Shorty spent the next hour wrestling with a stub of a pencil on the margin of a three-year-old newspaper, and the more interminable and hieroglyphic grew his figures the more cheerful he became.
“There she stands,” he said at last. “Pretty? I guess yes. Lemme give you the totals. You an’ me has right now in our possession exactly nine hundred an’ seventy-three eggs. They cost us exactly two thousand, seven hundred an’ sixty dollars, reckonin’ dust at sixteen an ounce an’ not countin’ time. An’ now listen to me. If we stick up Wild Water for ten dollars a egg we stand to win, clean net an’ all to the good, just exactly six thousand nine hundred and seventy dollars. Now that’s a book-makin’ what is, if anybody should ride up on a dog-sled an’ ask you. An’ I’m in half on it! Put her there, Smoke. I’m that thankful I’m sure droolin’ gratitude. Book-makin’! Say, I’d sooner run with the chicks than the ponies any day.”
At eleven that night Smoke was routed from sound sleep by Shorty, whose fur parka exhaled an atmosphere of keen frost and whose hand was extremely cold in its contact with Smoke’s cheek.
“What is it now?” Smoke grumbled. “Rest of Sally’s hair fallen out?”
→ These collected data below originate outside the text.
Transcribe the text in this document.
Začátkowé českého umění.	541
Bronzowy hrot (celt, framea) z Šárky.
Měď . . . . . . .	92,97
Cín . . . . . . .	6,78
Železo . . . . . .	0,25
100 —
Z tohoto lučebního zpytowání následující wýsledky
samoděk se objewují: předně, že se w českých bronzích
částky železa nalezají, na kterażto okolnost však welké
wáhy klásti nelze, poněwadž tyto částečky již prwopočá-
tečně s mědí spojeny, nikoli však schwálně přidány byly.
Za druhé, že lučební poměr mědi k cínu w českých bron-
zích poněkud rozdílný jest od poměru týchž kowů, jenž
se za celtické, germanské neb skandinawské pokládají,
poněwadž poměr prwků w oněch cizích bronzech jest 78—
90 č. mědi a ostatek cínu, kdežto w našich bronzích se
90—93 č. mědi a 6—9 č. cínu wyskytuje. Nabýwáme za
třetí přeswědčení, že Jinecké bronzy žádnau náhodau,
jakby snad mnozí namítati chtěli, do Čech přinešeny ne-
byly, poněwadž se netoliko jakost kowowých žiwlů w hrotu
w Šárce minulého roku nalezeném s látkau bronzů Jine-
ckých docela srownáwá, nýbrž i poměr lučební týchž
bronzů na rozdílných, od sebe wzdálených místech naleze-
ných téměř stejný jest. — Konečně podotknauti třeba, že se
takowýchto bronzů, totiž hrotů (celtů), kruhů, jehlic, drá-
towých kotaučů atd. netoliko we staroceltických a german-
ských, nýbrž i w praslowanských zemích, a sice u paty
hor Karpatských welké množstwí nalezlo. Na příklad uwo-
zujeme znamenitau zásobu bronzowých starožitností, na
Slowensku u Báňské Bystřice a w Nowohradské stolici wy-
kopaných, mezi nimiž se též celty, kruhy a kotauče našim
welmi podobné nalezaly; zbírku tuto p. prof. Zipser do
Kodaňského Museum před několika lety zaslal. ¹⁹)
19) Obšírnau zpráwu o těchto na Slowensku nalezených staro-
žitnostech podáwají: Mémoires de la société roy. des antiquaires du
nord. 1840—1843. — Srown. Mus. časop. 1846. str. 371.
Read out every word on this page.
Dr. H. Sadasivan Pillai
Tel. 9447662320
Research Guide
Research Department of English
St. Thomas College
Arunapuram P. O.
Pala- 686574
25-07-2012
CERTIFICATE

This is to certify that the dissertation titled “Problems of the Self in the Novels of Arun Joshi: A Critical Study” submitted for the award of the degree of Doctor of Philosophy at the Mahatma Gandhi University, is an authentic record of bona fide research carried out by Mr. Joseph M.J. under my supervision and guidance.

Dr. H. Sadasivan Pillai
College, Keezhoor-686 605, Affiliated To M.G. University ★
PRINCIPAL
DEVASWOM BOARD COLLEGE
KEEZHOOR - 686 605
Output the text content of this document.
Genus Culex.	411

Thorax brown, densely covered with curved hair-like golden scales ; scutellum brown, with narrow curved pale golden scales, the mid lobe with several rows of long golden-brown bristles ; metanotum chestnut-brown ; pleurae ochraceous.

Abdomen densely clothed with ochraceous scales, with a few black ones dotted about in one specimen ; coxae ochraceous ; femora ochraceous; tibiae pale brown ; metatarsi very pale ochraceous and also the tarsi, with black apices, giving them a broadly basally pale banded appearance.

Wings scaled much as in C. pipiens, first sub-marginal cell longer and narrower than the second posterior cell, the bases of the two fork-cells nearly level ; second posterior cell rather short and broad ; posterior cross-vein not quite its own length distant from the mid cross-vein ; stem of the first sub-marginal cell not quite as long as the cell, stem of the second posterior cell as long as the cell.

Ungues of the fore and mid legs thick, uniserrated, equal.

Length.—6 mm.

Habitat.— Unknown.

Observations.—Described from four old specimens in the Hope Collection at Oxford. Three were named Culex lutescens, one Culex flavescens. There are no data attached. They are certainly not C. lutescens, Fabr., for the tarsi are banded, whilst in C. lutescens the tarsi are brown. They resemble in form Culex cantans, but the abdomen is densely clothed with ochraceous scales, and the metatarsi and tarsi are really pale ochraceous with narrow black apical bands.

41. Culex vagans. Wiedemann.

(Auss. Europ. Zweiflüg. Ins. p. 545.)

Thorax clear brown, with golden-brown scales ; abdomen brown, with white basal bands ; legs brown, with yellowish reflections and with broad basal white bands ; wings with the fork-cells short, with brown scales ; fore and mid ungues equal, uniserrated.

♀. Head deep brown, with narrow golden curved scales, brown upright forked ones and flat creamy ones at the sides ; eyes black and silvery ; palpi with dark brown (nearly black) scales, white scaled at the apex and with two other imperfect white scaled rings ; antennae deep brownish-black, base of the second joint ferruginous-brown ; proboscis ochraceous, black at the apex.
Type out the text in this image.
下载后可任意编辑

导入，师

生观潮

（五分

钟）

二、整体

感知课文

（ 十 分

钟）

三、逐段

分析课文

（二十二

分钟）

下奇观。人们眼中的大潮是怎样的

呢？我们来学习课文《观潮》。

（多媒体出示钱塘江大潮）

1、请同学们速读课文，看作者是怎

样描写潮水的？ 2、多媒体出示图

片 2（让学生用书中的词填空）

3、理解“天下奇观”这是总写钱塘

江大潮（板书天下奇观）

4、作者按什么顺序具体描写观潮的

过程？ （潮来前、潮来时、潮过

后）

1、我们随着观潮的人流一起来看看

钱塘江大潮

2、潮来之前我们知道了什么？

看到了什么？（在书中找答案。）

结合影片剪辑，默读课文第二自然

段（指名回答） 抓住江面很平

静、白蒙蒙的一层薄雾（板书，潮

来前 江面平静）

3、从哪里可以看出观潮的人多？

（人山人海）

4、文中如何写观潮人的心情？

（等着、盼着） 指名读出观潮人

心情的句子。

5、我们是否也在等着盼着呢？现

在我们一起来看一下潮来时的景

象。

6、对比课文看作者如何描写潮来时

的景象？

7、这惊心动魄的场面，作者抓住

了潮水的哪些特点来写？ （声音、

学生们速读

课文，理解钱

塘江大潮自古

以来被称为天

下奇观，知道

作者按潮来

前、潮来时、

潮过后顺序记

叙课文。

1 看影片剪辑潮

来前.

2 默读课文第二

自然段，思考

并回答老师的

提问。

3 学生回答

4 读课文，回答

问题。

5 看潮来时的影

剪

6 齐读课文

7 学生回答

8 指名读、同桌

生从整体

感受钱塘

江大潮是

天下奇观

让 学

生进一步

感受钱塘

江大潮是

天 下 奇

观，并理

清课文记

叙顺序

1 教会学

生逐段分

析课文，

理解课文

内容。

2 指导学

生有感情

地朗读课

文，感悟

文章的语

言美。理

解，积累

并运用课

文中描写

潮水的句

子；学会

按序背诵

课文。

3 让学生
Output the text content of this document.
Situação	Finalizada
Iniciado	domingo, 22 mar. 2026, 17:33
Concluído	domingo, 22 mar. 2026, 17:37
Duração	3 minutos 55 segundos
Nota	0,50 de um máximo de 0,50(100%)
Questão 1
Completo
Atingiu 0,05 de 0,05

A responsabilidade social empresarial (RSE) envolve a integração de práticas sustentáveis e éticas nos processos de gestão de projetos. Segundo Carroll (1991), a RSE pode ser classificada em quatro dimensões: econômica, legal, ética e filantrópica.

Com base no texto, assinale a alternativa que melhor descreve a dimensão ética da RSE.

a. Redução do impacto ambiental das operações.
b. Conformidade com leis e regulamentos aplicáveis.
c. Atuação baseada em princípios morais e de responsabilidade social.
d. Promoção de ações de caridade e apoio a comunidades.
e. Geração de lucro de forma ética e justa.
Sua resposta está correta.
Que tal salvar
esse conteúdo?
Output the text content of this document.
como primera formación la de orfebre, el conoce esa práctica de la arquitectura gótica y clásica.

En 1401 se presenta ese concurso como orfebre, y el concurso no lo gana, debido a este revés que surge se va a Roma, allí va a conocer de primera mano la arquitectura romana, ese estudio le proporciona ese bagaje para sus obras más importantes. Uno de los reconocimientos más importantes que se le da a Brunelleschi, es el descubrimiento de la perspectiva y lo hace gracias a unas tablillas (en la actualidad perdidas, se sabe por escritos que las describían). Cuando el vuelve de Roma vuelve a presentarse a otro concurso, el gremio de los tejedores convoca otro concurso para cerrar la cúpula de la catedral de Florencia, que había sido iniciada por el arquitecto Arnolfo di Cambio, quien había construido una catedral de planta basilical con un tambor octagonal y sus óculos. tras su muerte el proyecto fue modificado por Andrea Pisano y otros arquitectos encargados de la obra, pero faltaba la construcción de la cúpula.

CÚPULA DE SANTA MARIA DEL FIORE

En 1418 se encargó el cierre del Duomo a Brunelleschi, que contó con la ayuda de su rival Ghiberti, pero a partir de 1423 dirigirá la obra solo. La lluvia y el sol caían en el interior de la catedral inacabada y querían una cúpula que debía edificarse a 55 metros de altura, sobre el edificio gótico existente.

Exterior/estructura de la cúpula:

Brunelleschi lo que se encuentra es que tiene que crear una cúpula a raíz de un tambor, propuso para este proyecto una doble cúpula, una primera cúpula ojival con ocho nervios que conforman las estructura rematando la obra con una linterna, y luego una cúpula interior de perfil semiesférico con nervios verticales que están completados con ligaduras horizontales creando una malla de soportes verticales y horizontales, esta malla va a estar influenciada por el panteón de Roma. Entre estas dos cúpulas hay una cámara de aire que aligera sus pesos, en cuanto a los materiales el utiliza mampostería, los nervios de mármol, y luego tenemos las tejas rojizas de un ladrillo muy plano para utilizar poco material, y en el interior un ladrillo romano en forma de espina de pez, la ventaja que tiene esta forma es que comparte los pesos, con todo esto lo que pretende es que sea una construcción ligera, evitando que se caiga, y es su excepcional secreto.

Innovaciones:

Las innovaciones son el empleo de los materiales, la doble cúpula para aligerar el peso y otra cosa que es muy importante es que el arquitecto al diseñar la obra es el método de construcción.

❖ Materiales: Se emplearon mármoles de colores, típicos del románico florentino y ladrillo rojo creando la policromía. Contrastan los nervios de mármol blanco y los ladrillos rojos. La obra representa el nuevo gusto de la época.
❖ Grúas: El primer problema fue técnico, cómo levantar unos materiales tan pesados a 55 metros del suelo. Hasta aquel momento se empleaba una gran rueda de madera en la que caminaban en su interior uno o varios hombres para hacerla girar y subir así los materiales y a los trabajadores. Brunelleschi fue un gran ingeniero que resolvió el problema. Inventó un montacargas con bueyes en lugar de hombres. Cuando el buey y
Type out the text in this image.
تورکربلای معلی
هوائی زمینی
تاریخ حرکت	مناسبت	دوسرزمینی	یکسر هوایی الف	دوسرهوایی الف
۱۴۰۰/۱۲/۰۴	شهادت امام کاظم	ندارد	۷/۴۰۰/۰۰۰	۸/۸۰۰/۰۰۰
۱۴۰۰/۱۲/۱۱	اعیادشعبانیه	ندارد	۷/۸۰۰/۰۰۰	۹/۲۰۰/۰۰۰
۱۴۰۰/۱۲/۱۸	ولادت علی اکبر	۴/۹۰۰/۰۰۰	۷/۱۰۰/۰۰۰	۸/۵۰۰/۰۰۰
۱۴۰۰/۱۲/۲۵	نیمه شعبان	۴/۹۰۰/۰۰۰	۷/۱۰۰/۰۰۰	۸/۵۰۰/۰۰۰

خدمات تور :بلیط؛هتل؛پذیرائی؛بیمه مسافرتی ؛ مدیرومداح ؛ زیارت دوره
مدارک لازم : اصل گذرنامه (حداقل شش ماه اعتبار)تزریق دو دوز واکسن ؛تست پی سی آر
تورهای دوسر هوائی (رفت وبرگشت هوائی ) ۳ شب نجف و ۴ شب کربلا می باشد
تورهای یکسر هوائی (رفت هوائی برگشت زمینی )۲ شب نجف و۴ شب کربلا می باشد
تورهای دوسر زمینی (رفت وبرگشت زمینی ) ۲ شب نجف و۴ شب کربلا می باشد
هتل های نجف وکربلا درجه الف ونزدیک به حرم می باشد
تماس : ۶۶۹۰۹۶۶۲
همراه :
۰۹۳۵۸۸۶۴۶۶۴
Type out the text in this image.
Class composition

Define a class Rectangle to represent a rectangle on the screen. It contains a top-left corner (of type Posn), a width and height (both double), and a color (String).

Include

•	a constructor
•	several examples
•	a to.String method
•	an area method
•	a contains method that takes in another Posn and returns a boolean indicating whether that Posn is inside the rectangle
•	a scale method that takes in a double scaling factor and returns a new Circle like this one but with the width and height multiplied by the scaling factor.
“Nope. But I just had to tell you the good news. I seen Slavovitch. Or Slavovitch seen me, I guess, because he started the seance. He says to me: ’Shorty, I want to speak to you about them eggs. I’ve kept it quiet. Nobody knows I sold ’em to you. But if you’re speculatin’, I can put you wise to a good thing.’ An’ he did, too, Smoke. Now what’d you guess that good thing is?”
“Go on. Name it.”
“Well, maybe it sounds incredible, but that good thing was Wild Water Charley. He’s lookin’ to buy eggs. He goes around to Slavovitch an’ offers him five dollars an egg, an’ before he quits he’s offerin’ eight. An’ Slavovitch ain’t got no eggs. Last thing Wild Water says to Slavovitch is that he’ll beat the head offen him if he ever finds out Slavovitch has eggs cached away somewheres. Slavovitch had to tell ’m he’d sold the eggs, but that the buyer was secret.
“Slavovitch says to let him say the word to Wild Water who’s got the eggs. ‘Shorty,’ he says to me, ‘Wild Water’ll come a-runnin’. You can hold him up for eight dollars.’ ’Eight dollars, your grandmother,’ I says. ‘He’ll fall for ten before I’m done with him.’ Anyway, I told Slavovitch I’d think it over and let him know in the mornin’. Of course we’ll let ’m pass the word on to Wild Water. Am I right?”